Selamat Ginting, Analis komunikasi politik dan militer dari Universitas Nasional

Mensesneg ke Mabes AD, Sinyal KSAD Calon Kuat Panglima TNI?

Selasa, 22/11/2022 11:36 WIB
Komisi I DPR Singgung soal Ketidakakuran KSAD Dudung dan Panglima TNI. (Istana Kepresidenan).

Komisi I DPR Singgung soal Ketidakakuran KSAD Dudung dan Panglima TNI. (Istana Kepresidenan).

Jakarta, law-justice.co - Siapa yang akan menduduki posisi Panglima TNI pengganti Jenderal Andika Perkasa? Bisa dilihat dari aktivitas Menteri Sekretaris Negara (Mensesneg) Pratikno.

Jika Mensesneg mengunjungi Mabesad, maka yang akan menjadi Panglima TNI adalah KSAD Jenderal Dudung Abdurachman.

Jika Pratikno mengunjungi Mabesal maka KSAL Laksamana Yudo Margono yang akan menjadi Panglima TNI. Begitu pun jika mengunjungi Mabesau, KSAU Marsekal Fadjar Prasetyo yang jadi Panglima TNI.

Kunjungan Mensesneg dalam ilmu komunikasi sejalan dengan teori interaksi simbolik.
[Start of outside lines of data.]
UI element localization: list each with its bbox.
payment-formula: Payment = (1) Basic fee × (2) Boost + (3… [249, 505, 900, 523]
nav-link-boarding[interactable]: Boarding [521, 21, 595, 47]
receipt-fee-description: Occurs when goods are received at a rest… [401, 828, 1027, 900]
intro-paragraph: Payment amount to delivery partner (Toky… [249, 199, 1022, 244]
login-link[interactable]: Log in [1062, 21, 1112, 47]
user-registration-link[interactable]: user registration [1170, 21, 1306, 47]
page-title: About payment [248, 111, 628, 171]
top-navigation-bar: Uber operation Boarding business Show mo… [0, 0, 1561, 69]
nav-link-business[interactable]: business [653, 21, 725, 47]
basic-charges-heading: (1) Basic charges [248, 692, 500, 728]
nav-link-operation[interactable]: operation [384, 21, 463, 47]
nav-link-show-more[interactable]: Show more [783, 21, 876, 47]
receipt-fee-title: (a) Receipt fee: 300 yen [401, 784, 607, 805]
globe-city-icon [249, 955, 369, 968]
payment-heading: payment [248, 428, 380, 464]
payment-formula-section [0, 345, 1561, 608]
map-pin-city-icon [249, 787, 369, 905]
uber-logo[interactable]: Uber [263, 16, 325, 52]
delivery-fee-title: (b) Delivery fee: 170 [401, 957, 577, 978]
Teori yang memiliki asumsi manusia membentuk makna melalui proses komunikasi.

Teori interaksi simbolik berfokus pada pentingnya konsep diri dan persepsi yang dimiliki individu berdasarkan interaksi dengan individu lain.

Setahun lalu, misalnya. Mensesneg Pratikno mengunjungi Markas Besar Angkatan Darat (Mabesad) menemui Kepala Staf Angkatan Darat (KSAD) Jenderal Andika Perkasa.

Saat itu Andika menjadi salah satu calon Panglima TNI.

Kunjungan bermakna interaksi simbolik tersebut, saat itu dibungkus dengan alasan Mensesneg melihat fasilitas baru di Mabesad. Bahkan Pratikno membantah pertemuan itu berkaitan dengan bursa Panglima TNI.

Beberapa hari setelah itu, DPR mengumumkan surat presiden tentang calon Panglima TNI sudah diserahkan Sekretariat Negara kepada Ketua DPR. Hasilnya, Jenderal Andika yang ditunjuk menjadi Panglima TNI.

Hal itu berlaku jika di masa normal. Artinya tidak ada percepatan pergantian Panglima TNI. Berbeda ketika Panglima TNI Jenderal Gatot Nurmantyo akan digantikan Marsekal Hadi Tjahjanto.

Saat itu diam-diam Mensesneg menyerahkan surat presiden kepada Ketua DPR. Artinya ada hal rahasia, Gator Nurmantyo dicopot lebih cepat tiga bulan dari usia pensiunnya. Gatot mestinya diganti pada Maret 2018 dipercepat pergantiannya menjadi Desember 2017.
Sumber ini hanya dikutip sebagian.